• DFKI

The VOICE Awards Corpus

Facts

1970human-machine dialogs
120unique dialog systems
25domains
> 23.000user utterances
> 500.000words

Available Data

Data/Annotations
Audio
Transcription
Dialog acts
Error/Miscommunication
Repetitions
Dialog success
User ratings (per user/system)
Domain (per system)

Description

The annual competition “VOICE Awards” is an evaluation of commercially deployed spoken dialog systems from the German speaking area. Since 2004, the best German spoken dialog applications are entered in this benchmarking evaluation, where they are tested by novice and expert users. The corpus consists of the available recordings from this competition, including the years 2005-2009.
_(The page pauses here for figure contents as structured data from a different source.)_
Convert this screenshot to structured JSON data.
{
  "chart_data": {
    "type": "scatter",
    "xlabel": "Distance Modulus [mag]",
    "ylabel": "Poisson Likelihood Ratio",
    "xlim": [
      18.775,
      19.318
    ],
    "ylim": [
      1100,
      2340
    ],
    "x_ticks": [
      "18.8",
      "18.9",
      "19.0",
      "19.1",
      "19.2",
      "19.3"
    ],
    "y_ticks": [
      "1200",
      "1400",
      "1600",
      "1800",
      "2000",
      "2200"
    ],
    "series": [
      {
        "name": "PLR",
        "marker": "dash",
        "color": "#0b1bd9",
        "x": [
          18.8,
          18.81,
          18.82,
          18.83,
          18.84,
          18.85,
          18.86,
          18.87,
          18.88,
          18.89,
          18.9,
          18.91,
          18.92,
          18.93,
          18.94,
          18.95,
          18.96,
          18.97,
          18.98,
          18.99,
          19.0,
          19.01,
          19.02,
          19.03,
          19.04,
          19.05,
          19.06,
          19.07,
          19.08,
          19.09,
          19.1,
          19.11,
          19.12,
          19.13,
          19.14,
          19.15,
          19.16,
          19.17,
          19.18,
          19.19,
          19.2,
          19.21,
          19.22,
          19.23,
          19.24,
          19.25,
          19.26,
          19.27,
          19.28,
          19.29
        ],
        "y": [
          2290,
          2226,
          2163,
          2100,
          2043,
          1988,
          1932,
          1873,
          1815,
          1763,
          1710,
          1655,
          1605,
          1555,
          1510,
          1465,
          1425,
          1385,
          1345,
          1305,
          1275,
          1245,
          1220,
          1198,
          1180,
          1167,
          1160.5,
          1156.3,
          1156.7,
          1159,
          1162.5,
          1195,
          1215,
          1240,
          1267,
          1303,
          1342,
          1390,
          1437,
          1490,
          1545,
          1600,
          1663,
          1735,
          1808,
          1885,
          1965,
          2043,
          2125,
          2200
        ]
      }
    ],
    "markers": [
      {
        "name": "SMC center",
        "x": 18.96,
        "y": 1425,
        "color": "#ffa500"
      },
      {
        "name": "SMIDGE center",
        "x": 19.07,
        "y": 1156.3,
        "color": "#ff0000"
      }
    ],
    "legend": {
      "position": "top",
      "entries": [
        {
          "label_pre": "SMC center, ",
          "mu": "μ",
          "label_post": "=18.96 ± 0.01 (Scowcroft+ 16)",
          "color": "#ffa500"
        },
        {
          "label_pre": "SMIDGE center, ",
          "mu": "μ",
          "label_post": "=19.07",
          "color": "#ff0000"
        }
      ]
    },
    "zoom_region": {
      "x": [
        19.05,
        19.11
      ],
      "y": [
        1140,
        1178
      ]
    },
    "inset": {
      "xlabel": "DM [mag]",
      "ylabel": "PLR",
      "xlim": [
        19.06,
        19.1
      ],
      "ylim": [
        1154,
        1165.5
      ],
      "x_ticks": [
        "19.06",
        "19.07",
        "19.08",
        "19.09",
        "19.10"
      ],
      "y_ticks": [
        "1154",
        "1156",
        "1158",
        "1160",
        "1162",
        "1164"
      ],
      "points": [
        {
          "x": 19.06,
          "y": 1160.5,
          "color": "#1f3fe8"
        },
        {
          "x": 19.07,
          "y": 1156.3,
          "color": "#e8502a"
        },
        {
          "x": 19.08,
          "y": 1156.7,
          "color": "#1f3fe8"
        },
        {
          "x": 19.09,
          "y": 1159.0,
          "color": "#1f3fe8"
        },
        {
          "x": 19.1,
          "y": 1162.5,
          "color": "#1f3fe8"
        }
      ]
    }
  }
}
The corpus represents a large breadth of dialog systems and constitutes a cut through the current state of the art in commercially deployed German SDSs. Altogether, there are 150 dialog systems in the corpus, with a total of 1970 dialogs. A few dialog systems were entered in the VOICE Award contest in several consecutive years. Since there are usually differences between each year’s systems in these cases, a system is counted as many times as it was entered.

In each year of the competition, several novice users were asked to call the dialog systems to be tested and perform a given task in each of them. The task was pre-determined by the expert testers according to the developers’ system descriptions, and the same for all users. After completing the task, the users filled out satisfaction surveys which comprised the bulk of the evaluation for the award. In addition to these naïve callers, two experts interacted with each system and performed more intensive tests. These interactions are only in some cases included in the corpus.

The VOICE Award corpus was hand-annotated with the NITE XML Toolkit on three levels on top of the transcription. The domains of annotation are dialog acts, markers of miscommunication, and measures of task success, as well as repetitions. The annotations are used for learning of dialog and error strategies by a user simulation. Therefore, only data that can be obtained in real-time by a running spoken dialog application (user simulation) is considered for mark-up.

Further, the corpus contains content and goal domain classifications of the systems.